Movimiento Estudiantil is asking to meet and negotiate with the Financial Control Board, which students correctly point out only represents the banks and hedge funds. They are asking the board to accept one of various proposals to pay down the debt, including increasing property taxes on expensive homes or taxing the profits of US-owned businesses in Puerto Rico.

The idea that the Puerto Rican population can negotiate with or pressure the Wall Street banks and their political front men to carry out more humane debt payments is politically naïve at best. Roselló—a Clinton delegate at the Democratic National Convention—is a tool of the banks and is preparing to use state repression against popular opposition, while collaborating with the trade unions to contain and crush social anger.

Last week, José Carrión III, the head of the Financial Control Board, voiced his concern over the UPR’s refusal, so far, to end the occupation of the University by force.
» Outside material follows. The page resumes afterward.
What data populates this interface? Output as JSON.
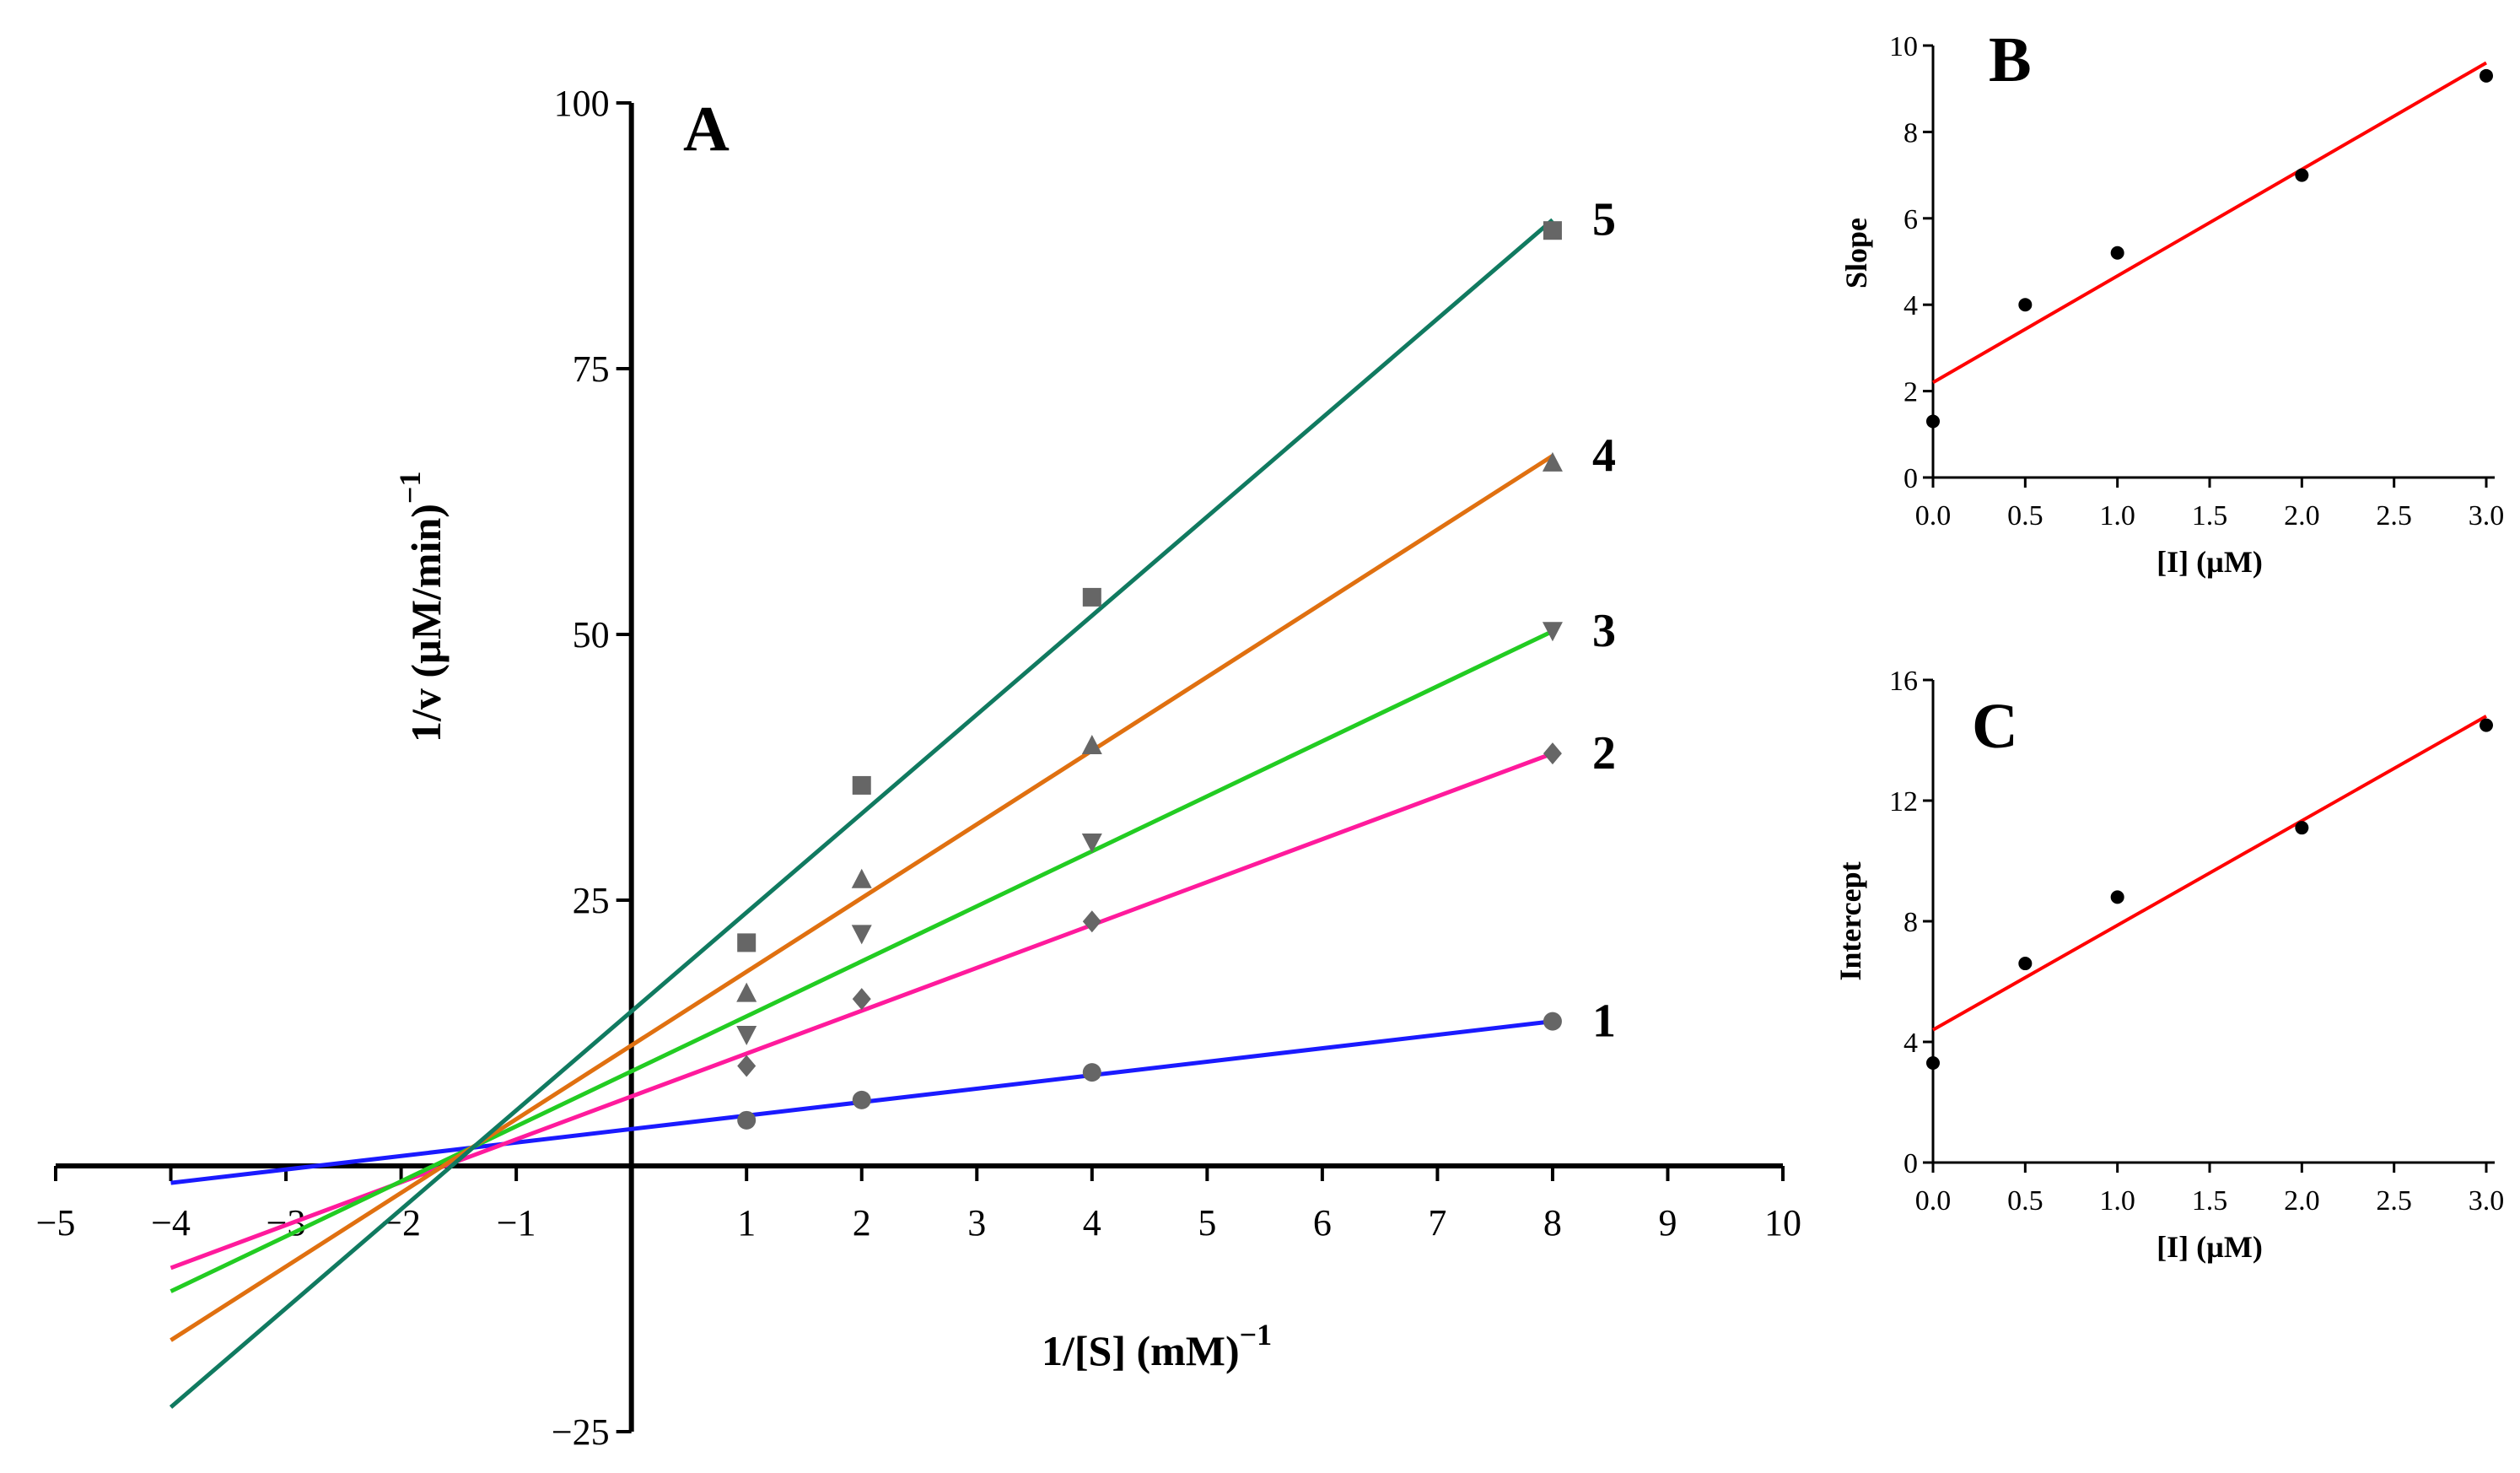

At a meeting of engineers Carrión, a wealthy insurance CEO and bankruptcy specialist, shed crocodile tears over UPR’s finances. “All the members of the JSF board are worried and saddened by what goes on at UPR,” he claimed, while making it clear the financial assault on UPR is “nonnegotiable,” as are all the austerity measures mandated by JSF. With the official declaration of Puerto Rican bankruptcy Carrión and others insist the strike and occupation of the university is the work of a minority of students who are infringing on the rights of the majority that supposedly welcome the brutal financial restructuring.

The student strike was approved by majorities in two student assemblies and is an expression, still in an initial form, of far broader popular sentiment against austerity, which is centered in the working class. The financial control board, on the other hand, is made up of an unelected group of eight representatives of the banks, insurance companies and Wall Street vulture hedge funds who are accountable to no one except the financial aristocracy.